Back to the chapter meetings. I didn’t know what to expect when I attended. I promised myself, very much like I would my toddler, if I didn’t like it, I wouldn’t have to go back. Here I am one year later –still enjoying the benefits of hanging out with great writers. I love how we are women of different ages, backgrounds, family situations and even different writing aspirations, but we are able to learn so much from each other.

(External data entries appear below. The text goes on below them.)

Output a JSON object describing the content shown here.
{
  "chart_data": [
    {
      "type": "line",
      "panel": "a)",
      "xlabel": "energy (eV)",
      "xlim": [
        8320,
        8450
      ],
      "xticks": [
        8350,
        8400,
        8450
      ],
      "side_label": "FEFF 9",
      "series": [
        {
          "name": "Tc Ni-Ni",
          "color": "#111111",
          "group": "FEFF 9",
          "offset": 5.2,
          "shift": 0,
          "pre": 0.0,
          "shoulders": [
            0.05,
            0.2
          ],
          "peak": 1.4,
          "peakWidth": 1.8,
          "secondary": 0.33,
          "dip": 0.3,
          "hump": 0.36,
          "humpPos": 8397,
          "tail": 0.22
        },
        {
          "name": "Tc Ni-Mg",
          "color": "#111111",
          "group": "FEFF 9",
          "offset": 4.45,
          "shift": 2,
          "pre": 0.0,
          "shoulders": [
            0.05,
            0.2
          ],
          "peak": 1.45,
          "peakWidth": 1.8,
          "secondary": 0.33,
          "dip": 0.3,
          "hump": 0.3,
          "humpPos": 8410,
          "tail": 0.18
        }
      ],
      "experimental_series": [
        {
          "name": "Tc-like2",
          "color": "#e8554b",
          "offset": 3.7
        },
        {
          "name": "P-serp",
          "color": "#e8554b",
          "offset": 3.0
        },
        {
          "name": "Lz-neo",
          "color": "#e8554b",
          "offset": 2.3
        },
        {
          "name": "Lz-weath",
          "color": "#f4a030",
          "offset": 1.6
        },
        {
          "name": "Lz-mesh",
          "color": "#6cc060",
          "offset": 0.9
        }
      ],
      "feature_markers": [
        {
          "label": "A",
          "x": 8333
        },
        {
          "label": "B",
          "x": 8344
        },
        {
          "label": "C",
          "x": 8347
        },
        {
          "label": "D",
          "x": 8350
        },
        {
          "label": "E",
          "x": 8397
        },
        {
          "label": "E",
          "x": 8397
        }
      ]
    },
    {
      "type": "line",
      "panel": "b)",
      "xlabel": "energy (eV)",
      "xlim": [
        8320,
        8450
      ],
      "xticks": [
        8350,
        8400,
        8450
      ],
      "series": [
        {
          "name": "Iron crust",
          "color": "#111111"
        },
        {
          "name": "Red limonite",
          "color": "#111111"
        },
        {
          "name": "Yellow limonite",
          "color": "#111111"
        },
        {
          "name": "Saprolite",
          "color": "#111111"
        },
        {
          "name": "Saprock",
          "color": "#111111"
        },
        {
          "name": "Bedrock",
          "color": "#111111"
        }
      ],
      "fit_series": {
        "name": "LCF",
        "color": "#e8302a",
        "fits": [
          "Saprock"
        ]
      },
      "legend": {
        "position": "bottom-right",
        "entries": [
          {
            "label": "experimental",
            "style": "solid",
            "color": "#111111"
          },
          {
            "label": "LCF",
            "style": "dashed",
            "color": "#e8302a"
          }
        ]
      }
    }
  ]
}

Hence, the proverb. It makes me laugh out loud. Maybe because not too many people I know use hatchets these days, and I suppose I’m still young, but I don’t think I’ve ever seen a fly on anyone’s forehead. But I love the point. How a fly is a nuisance, yet harmless, and someone might use lethal measures to get rid of it.

But not in ANWA! What I have found there is a positive, encouraging, and caring group of women. A place where I show up with my shaky hands, holding my timid pages, waiting for everyone to run screaming from the room when I am done reading. Instead, I finish, look up and see a few smiles and women who appear comfortable as they listen. They do not have to use hatchets to remove the flies from my manuscript. Their kind words of thoughtful critique do it beautifully. I suppose some manuscripts might need a hatchet, or a shredder, or a torch, (sorry, didn’t mean to get carried away). But those are very rare. The ladies I have met and become freinds with in ANWA have helped me to critique and edit and polish my writing, without crippling me, the writer. That’s what I love about ANWA. And in case you are wondering, I have written this blog of my own free will – no one suggested, asked, paid or otherwise prompted me to do it!